• Bible Films Blog

    Looking at film interpretations of the stories in the Bible - past, present and future, as well as preparation for a future work on Straub/Huillet's Moses und Aron and a few bits and pieces on biblical studies.


    Name:
    Matt Page

    Location:
    U.K.












    Sunday, March 10, 2019

    Joan the Woman (1916)


    I'm introducing a screening of Cecil B. DeMille's 1927 film The King of Kings next month, so I thought now would be a good time to finally watch DeMille's take on Joan of Arc - whilst not a biblical narrative, certainly a story that, in popular culture terms at least, is a very close neighbour.

    The film stars Geraldine Farrar, an opera star who Jesse Lasky poached for the Jesse L. Lasky Feature Play Company by offering her an exorbitant salary (Higham 49). Farrar is hardly the young teenager that Joan was, but she is otherwise good in the role, not least because her own star power gives an extra element to Joan's meteoric rise.

    It's a while before Farrar gets to appear on screen however because the main part of the film is bracketed by some scenes from the trenches of WW1 - then a current conflict. This seems certainly like a response to Griffith's Intolerance, also Fritizi Kramer of Movies Silently (read her review of this film here) that amongst the reasons this was added was because screenwriter Jeanie Macpherson insisted on it in order to give the film "a more upbeat ending". I can imagine though that it would also reflect DeMille's concerns about the Great War and certainly this comes across as very much pro-France film with the French forces needing to repel the invading forces in their country. Of course as I'm looking for connections with The King of Kings then this link to a film that features Jesus cannot be ignored.

    It'd be interesting to know (and I will probably read up on this in DeMille's autobiography shortly) to hat extent Griffith's work influenced DeMille. Joan was his first historical epic. From today's perspective that is surprising for his name is now synonymous with the genre. On the other hand however DeMille seems to critique Griffith's film, most notably in the scenes towards the end of the film when a series of men wearing white robes and hoods. It's an interesting way to link the KKK and the Borriquita brotherhood in nearby Spain. Their role as leading persecutors of DeMille's heroine certainly reflects badly on them and seems to be a rebuke to Griffith's Birth of a Nation (1915).

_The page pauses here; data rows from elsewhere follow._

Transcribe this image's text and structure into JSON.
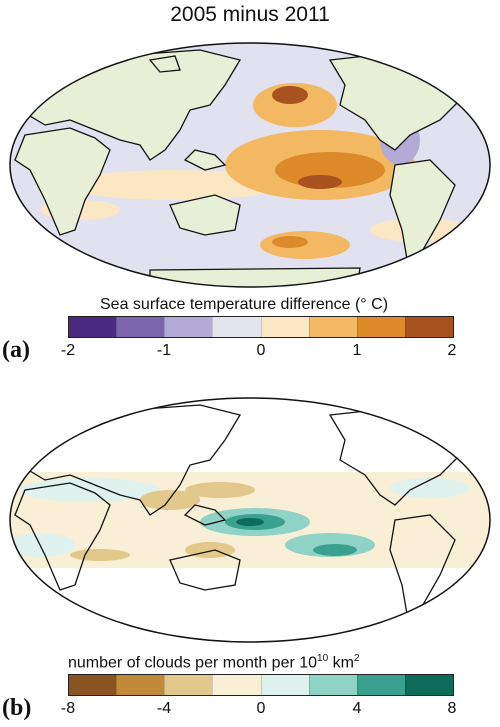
{
  "title": "2005 minus 2011",
  "panel_a": {
    "letter": "(a)",
    "colorbar_title": "Sea surface temperature difference (° C)",
    "ticks": [
      "-2",
      "-1",
      "0",
      "1",
      "2"
    ],
    "colors": [
      "#4a2a7e",
      "#7b66ad",
      "#b3aad7",
      "#e4e3f0",
      "#fce7c4",
      "#f2b862",
      "#dc8a2a",
      "#a7521f"
    ],
    "land_color": "#e7efd6",
    "ocean_base": "#e2e1ef"
  },
  "panel_b": {
    "letter": "(b)",
    "colorbar_title_pre": "number of clouds per month per 10",
    "colorbar_sup": "10",
    "colorbar_title_post": " km",
    "colorbar_sup2": "2",
    "ticks": [
      "-8",
      "-4",
      "0",
      "4",
      "8"
    ],
    "colors": [
      "#8a5322",
      "#c08a38",
      "#e2c88a",
      "#f8efd6",
      "#dff2ee",
      "#8fd2c6",
      "#3aa191",
      "#0e6b5a"
    ]
  }
}
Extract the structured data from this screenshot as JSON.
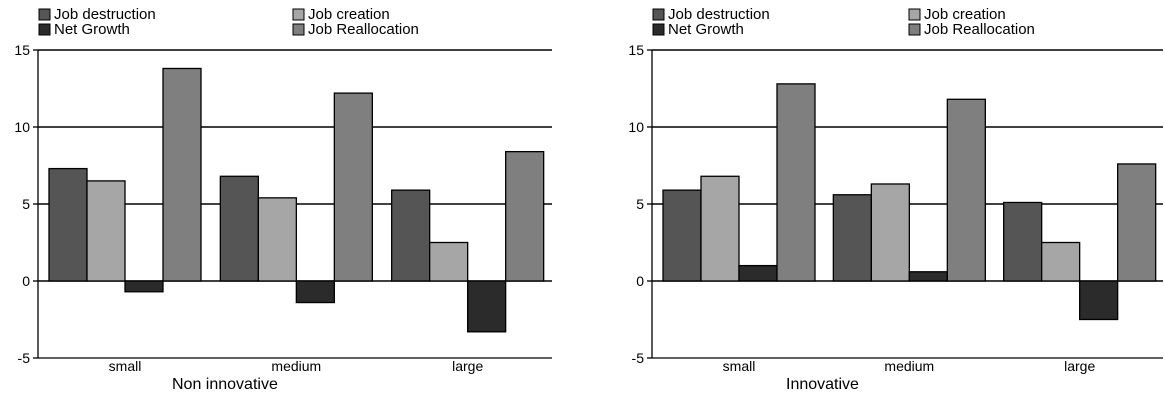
{
  "chart_data": [
    {
      "type": "bar",
      "xlabel": "Non innovative",
      "ylabel": "",
      "categories": [
        "small",
        "medium",
        "large"
      ],
      "ylim": [
        -5,
        15
      ],
      "yticks": [
        -5,
        0,
        5,
        10,
        15
      ],
      "grid": true,
      "legend_position": "top",
      "series": [
        {
          "name": "Job destruction",
          "color": "#555555",
          "values": [
            7.3,
            6.8,
            5.9
          ]
        },
        {
          "name": "Job creation",
          "color": "#a6a6a6",
          "values": [
            6.5,
            5.4,
            2.5
          ]
        },
        {
          "name": "Net Growth",
          "color": "#2b2b2b",
          "values": [
            -0.7,
            -1.4,
            -3.3
          ]
        },
        {
          "name": "Job Reallocation",
          "color": "#7f7f7f",
          "values": [
            13.8,
            12.2,
            8.4
          ]
        }
      ]
    },
    {
      "type": "bar",
      "xlabel": "Innovative",
      "ylabel": "",
      "categories": [
        "small",
        "medium",
        "large"
      ],
      "ylim": [
        -5,
        15
      ],
      "yticks": [
        -5,
        0,
        5,
        10,
        15
      ],
      "grid": true,
      "legend_position": "top",
      "series": [
        {
          "name": "Job destruction",
          "color": "#555555",
          "values": [
            5.9,
            5.6,
            5.1
          ]
        },
        {
          "name": "Job creation",
          "color": "#a6a6a6",
          "values": [
            6.8,
            6.3,
            2.5
          ]
        },
        {
          "name": "Net Growth",
          "color": "#2b2b2b",
          "values": [
            1.0,
            0.6,
            -2.5
          ]
        },
        {
          "name": "Job Reallocation",
          "color": "#7f7f7f",
          "values": [
            12.8,
            11.8,
            7.6
          ]
        }
      ]
    }
  ]
}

    Perhaps the film's most significant contribution is the use of colour, most notably the Handschiegl Color Process (aka "Wyckoff-DeMille Process") for certain scenes Most notably Joan burning at the stake. DeMille pioneered colour a few times, and it's curious that whereas he used it for Joan's death, he uses another pioneering colour technique for Jesus' resurrection in The King of Kings. (In the earliest cut of the film he also uses colour for the opening sequence of a vampy Mary Magdalene and her lovers). It's very effective here, partly due to its limited use. There are some good screen grabs of it here.

    Aside from the use of the Handschiegl Color Process, there is also the widespread use of tinting and toning throughout the film which DeMille uses to good effect. One memorable image is of the red tint that accompanies Joan's vision and calling. Here, as with many places in the film, DeMille uses double exposure to add an element of the supernatural here with the appearance of a cross. He uses this technique quite extensively through the film and to be honest overuses the double exposures, for a technique that had been in use since the turn of the century it seems a little odd that DeMille is so enamoured by it. Again though this reminds me of DeMille's use of double exposure - or more to the point multiple exposure in the scene where Jesus casts seven demons our of Mary Magdalene.

    Lastly I just wanted to touch on the way DeMille and MacPherson use quotes from the Gospel accounts of Jesus' death. Two in particular stand out, notably when Joan herself asks why God has foresaken her, and then later, when she is on her way to the stake (and there is a very Golgotha-y feel to the way a procession leads her to the stake) when one of those who gave false testimony against her, and was even involved in torturing her, asks for her forgiveness because they "knew not what they did".

    In many ways this actually recalls DeMille's The Ten Commandments (1956) more than The King of Kings (though it is perhaps the "middle term"). Through that film DeMille and screenwriter Aeneas MacKenzie draw out numerous parallels between Moses and Jesus often reversing the very ones the gospel writers put in to do the same. Here again we see this, not only in the use of these two lines to verbally create the parallels but also in variopus bits of imagery and composition.

    As a film I must admit it didn't really grab me. Whilst some of the imagery is rather fine, particularly on a bigger screen, a lot of it had too much going on. In particular the Battle of Oreans was long and a little dull. DeMille clearly hadn't quite perfected his eye for the small details against the largest of backdrops and the composition looks cramped. It's one of the longest scenes in the film and it feels like the time and money invested it could have gone elsewhere.

    That's all for now on this film - this is a scribbling down of a few thoughts, rather than a proper review as such, but hopefully it will be of interest to some.

    ==============
    Higham, Charles "Cecil B. DeMille, an Uncensored Biography". (New York: Charles Scribner's Sons, 1973).